Cytokinesis in Plant Cells
In plant cells, which have a rigid cell wall, cytokinesis is a bit different. Instead of a cleavage furrow, a structure called the cell plate forms. Vesicles from the Golgi apparatus move to the center of the cell, where they fuse to create a new membrane and eventually a new cell wall that separates the two daughter cells.
Graphic illustrating the process of cytokinesis in animal and plant cells. In animal cells, cytokinesis occurs through the formation of a cleavage furrow, where the cell membrane pinches inward to separate the two daughter cells, which are identical. In plant cells, a cell plate forms in the middle of the cell, dividing the cytoplasm and creating two identical plant daughter cells, each with its own nucleus and organelles.

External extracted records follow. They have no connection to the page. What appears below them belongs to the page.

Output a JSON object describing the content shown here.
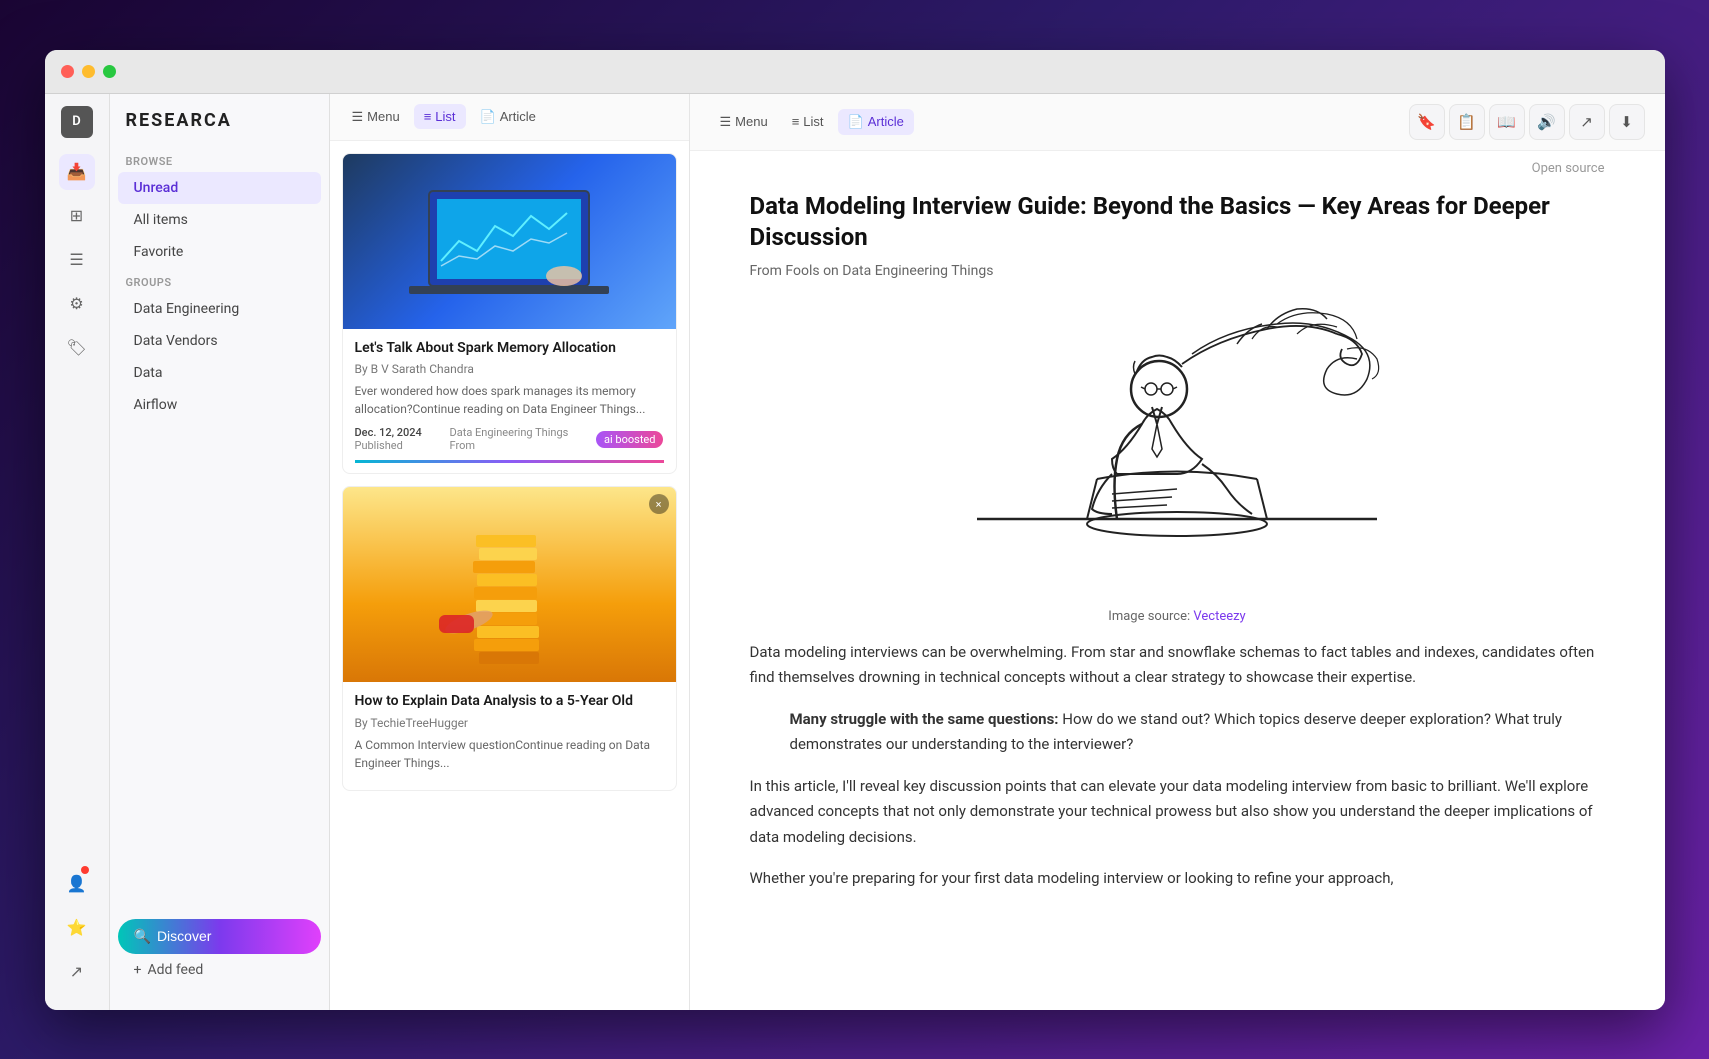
{
  "app": {
    "name": "RESEARCA",
    "avatar_label": "D"
  },
  "titlebar": {
    "traffic_lights": [
      "red",
      "yellow",
      "green"
    ]
  },
  "toolbar_left": {
    "menu_label": "Menu",
    "list_label": "List",
    "article_label": "Article"
  },
  "toolbar_right": {
    "menu_label": "Menu",
    "list_label": "List",
    "article_label": "Article"
  },
  "sidebar": {
    "browse_label": "BROWSE",
    "groups_label": "GROUPS",
    "nav_items": [
      {
        "label": "Unread",
        "active": true
      },
      {
        "label": "All items",
        "active": false
      },
      {
        "label": "Favorite",
        "active": false
      }
    ],
    "group_items": [
      {
        "label": "Data Engineering"
      },
      {
        "label": "Data Vendors"
      },
      {
        "label": "Data"
      },
      {
        "label": "Airflow"
      }
    ],
    "discover_btn": "Discover",
    "add_feed_btn": "Add feed"
  },
  "articles": [
    {
      "title": "Let's Talk About Spark Memory Allocation",
      "author": "By B V Sarath Chandra",
      "excerpt": "Ever wondered how does spark manages its memory allocation?Continue reading on Data Engineer Things...",
      "date": "Dec. 12, 2024",
      "status": "Published",
      "source_label": "Data Engineering Things",
      "source_from": "From",
      "ai_badge": "ai boosted"
    },
    {
      "title": "How to Explain Data Analysis to a 5-Year Old",
      "author": "By TechieTreeHugger",
      "excerpt": "A Common Interview questionContinue reading on Data Engineer Things..."
    }
  ],
  "reader": {
    "title": "Data Modeling Interview Guide: Beyond the Basics — Key Areas for Deeper Discussion",
    "source": "From Fools on Data Engineering Things",
    "open_source": "Open source",
    "image_caption_text": "Image source:",
    "image_caption_link": "Vecteezy",
    "paragraphs": [
      "Data modeling interviews can be overwhelming. From star and snowflake schemas to fact tables and indexes, candidates often find themselves drowning in technical concepts without a clear strategy to showcase their expertise.",
      "Many struggle with the same questions: How do we stand out? Which topics deserve deeper exploration? What truly demonstrates our understanding to the interviewer?",
      "In this article, I'll reveal key discussion points that can elevate your data modeling interview from basic to brilliant. We'll explore advanced concepts that not only demonstrate your technical prowess but also show you understand the deeper implications of data modeling decisions.",
      "Whether you're preparing for your first data modeling interview or looking to refine your approach,"
    ],
    "callout_bold": "Many struggle with the same questions:",
    "callout_rest": " How do we stand out? Which topics deserve deeper exploration? What truly demonstrates our understanding to the interviewer?"
  },
  "icons": {
    "menu": "≡",
    "list": "≡",
    "article": "📄",
    "bookmark": "🔖",
    "document": "📋",
    "book": "📖",
    "speaker": "🔊",
    "share": "↗",
    "download": "⬇",
    "search": "🔍",
    "settings": "⚙",
    "inbox": "📥",
    "layers": "⊞",
    "filter": "≡",
    "tag": "🏷",
    "plus": "+",
    "star": "★",
    "person": "👤",
    "close": "×"
  }
}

The Result: Two Identical Daughter Cells
At the end of mitosis, two identical daughter cells are produced, each with the same number of chromosomes as the original parent cell. This process allows for the growth and repair of tissues in multicellular organisms. Proper regulation of mitosis ensures the genetic consistency and stability of all cells within an organism.
The Importance of Checkpoints and Mitosis Errors
Throughout the cell cycle, various checkpoints—such as the G1 checkpoint, G2 checkpoint, and spindle assembly checkpoint—help ensure that each phase of the cycle proceeds correctly. Errors in mitosis or regulation of the cell cycle can lead to serious issues, including uncontrolled cell division, which is a hallmark of diseases like cancer. Proper functioning of checkpoints is crucial to prevent such errors and maintain cellular health.